I guess it’s not flashy enough, it’s not the latest trend, you can’t tell people you’re a certified “fill in the blank”. You would only have your own peoples ‘traditional’ knowledge, and would apply it in your life without fanfare, pomp, a website, a scheme to buy into or any other form of mass exploitation. There would be no bookings for speaking engagements, no promotional trailers, CD’s or DVD’s, no handbook and no long string of conference presentations.

Only relationship building, real experiences and meaningful work with whoever you find who is going to pass on and grow their Onkwe’honwe knowledge to and with you. This happens everywhere in our community, in our homes and out on the land: the very places our knowledge comes from.

I implore everyone, please try to learn what we know about how to be a human being in the world first before jumping into the latest trends in the mainstream. You want to know about ‘energy work’ and ‘light body work’? We have that. You want to know about ‘healing’? We have that.

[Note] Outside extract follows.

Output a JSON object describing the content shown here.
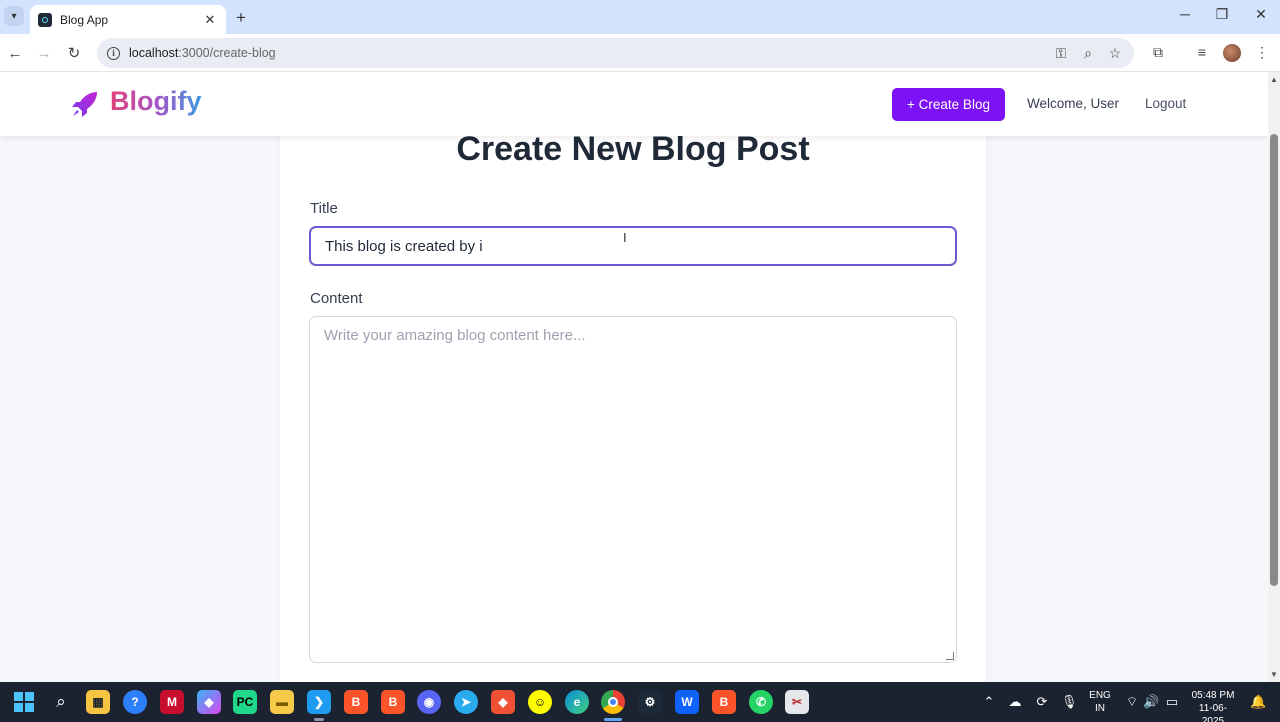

You want to know about gardening? We have that. You want to know about ‘herbology’? We really have that. I’m not saying we can’t learn from what other people in the world have to offer, merely that we carry so much knowledge amongst our own people in all areas that we should be using, living and valuing what we know.

When we do this we make it alive, real and available to others. Please take the time to show respect to your grandparents of old times, who really had to fight to maintain our knowledge so that we could have it today by trying to learn what it is that we know. Tohsa yonkwa:ti’ onkwe’hon:weneha tahnon tsi niyonkwariho:ten’s (don’t throw away our knowledge, language and ways of doing things.